Gene expression is controlled by many simultaneous interactions, frequently measured collectively in biology and medicine by high-throughput technologies. It is a highly challenging task to infer from these data the generating effects and cooperating genes. Here, we present an unsupervised hypothesis-generating learning concept termed signal dissection by correlation maximization (SDCM) that dissects large high-dimensional datasets into signatures. Each signature captures a particular signal pattern that was consistently observed for multiple genes and samples, likely caused by the same underlying interaction. A key difference to other methods is our flexible nonlinear signal superposition model, combined with a precise regression technique. Analyzing gene expression of diffuse large B-cell lymphoma, our method discovers previously unidentified signatures that reveal significant differences in patient survival. These signatures are more predictive than those from various methods used for comparison and robustly validate across technological platforms. This implies highly specific extraction of clinically relevant gene interactions.

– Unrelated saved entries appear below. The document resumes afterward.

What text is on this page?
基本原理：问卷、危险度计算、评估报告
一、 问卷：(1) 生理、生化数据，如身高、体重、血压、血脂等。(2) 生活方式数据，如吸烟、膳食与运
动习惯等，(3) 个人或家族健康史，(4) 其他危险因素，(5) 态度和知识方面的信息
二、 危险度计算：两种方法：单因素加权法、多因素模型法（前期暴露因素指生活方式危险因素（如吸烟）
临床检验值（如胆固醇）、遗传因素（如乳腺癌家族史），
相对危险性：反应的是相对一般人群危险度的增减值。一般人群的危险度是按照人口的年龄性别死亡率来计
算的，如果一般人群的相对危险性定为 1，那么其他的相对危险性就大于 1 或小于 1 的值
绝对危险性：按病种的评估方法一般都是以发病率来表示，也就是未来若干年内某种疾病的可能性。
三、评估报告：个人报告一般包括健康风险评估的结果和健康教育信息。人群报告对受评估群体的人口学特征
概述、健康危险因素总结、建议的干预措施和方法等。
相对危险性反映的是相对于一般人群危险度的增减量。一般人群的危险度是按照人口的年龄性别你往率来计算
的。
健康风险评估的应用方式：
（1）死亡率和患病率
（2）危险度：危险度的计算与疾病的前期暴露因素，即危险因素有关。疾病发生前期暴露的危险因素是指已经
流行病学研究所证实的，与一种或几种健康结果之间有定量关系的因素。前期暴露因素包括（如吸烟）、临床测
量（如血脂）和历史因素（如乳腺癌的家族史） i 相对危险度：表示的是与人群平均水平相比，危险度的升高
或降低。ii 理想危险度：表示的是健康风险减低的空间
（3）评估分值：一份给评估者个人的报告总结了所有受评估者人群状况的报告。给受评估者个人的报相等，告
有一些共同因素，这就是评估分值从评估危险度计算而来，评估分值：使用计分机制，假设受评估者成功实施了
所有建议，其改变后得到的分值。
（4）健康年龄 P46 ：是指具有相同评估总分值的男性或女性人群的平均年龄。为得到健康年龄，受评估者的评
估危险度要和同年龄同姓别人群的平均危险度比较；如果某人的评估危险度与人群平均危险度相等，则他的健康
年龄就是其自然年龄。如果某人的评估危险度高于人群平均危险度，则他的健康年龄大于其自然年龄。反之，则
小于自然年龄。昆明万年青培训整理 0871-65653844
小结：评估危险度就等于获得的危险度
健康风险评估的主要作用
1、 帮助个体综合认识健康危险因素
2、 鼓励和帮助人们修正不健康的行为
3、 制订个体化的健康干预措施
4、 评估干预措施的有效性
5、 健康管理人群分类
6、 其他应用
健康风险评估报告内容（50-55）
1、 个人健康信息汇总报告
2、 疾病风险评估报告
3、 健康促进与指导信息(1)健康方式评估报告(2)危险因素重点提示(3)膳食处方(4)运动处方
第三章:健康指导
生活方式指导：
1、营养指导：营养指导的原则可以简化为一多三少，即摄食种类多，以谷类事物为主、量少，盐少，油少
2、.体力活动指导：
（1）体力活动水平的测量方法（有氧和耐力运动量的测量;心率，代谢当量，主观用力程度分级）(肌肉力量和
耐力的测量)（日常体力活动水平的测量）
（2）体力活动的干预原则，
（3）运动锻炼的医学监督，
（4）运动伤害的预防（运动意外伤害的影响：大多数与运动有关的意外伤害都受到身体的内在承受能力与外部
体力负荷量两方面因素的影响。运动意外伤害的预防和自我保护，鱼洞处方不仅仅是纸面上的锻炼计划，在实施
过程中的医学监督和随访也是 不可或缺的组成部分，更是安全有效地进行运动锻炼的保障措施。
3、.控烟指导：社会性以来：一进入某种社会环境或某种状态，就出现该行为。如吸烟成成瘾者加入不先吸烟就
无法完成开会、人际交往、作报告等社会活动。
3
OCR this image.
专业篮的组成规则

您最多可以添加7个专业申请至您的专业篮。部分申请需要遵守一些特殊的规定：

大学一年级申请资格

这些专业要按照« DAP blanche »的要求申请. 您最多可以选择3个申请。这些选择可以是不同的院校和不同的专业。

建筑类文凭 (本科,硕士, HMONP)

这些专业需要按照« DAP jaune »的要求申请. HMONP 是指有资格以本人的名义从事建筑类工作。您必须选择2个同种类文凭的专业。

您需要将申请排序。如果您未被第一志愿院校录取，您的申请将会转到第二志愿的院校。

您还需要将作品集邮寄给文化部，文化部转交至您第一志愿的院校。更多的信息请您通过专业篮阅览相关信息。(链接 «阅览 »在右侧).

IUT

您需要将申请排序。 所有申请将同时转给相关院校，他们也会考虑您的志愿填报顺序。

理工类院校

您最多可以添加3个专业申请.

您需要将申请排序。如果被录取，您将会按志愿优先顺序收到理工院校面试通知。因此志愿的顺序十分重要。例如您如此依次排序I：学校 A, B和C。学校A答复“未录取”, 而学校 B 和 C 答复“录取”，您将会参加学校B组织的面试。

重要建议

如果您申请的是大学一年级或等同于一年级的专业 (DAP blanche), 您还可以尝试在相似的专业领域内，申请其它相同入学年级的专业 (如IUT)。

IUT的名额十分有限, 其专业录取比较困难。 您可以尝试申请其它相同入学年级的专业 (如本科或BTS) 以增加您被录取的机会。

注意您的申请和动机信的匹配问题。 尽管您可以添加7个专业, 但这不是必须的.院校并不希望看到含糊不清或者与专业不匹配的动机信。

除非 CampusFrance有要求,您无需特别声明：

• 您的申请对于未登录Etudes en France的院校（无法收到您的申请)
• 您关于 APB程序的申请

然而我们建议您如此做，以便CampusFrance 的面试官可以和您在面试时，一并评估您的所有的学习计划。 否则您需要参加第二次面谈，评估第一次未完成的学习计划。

基因表达受许多同时发生的相互作用控制,在生物学和医学中经常通过高通量技术进行集体测量。从这些数据中推断出产生影响和合作的基因是一项极具挑战性的任务。在这里,我们提出了一种无监督的假设生成学习概念,称为相关最大化的信号分解 (SDCM),它可以将大型高维数据集分解为特征。每个特征都捕获了多个基因和样本中一致观察到的特定信号模式,可能是由相同的潜在相互作用引起的。与其他方法的一个关键区别是我们灵活的非线性信号叠加模型,结合了精确的回归技术。通过分析弥漫性大 B 细胞淋巴瘤的基因表达,我们的方法发现了以前未被识别的特征,这些特征揭示了患者生存的显著差异。这些特征比用于比较的各种方法的特征更具预测性,并且在不同的技术平台上都具有稳健的验证。这意味着高度特异性地提取与临床相关的基因相互作用。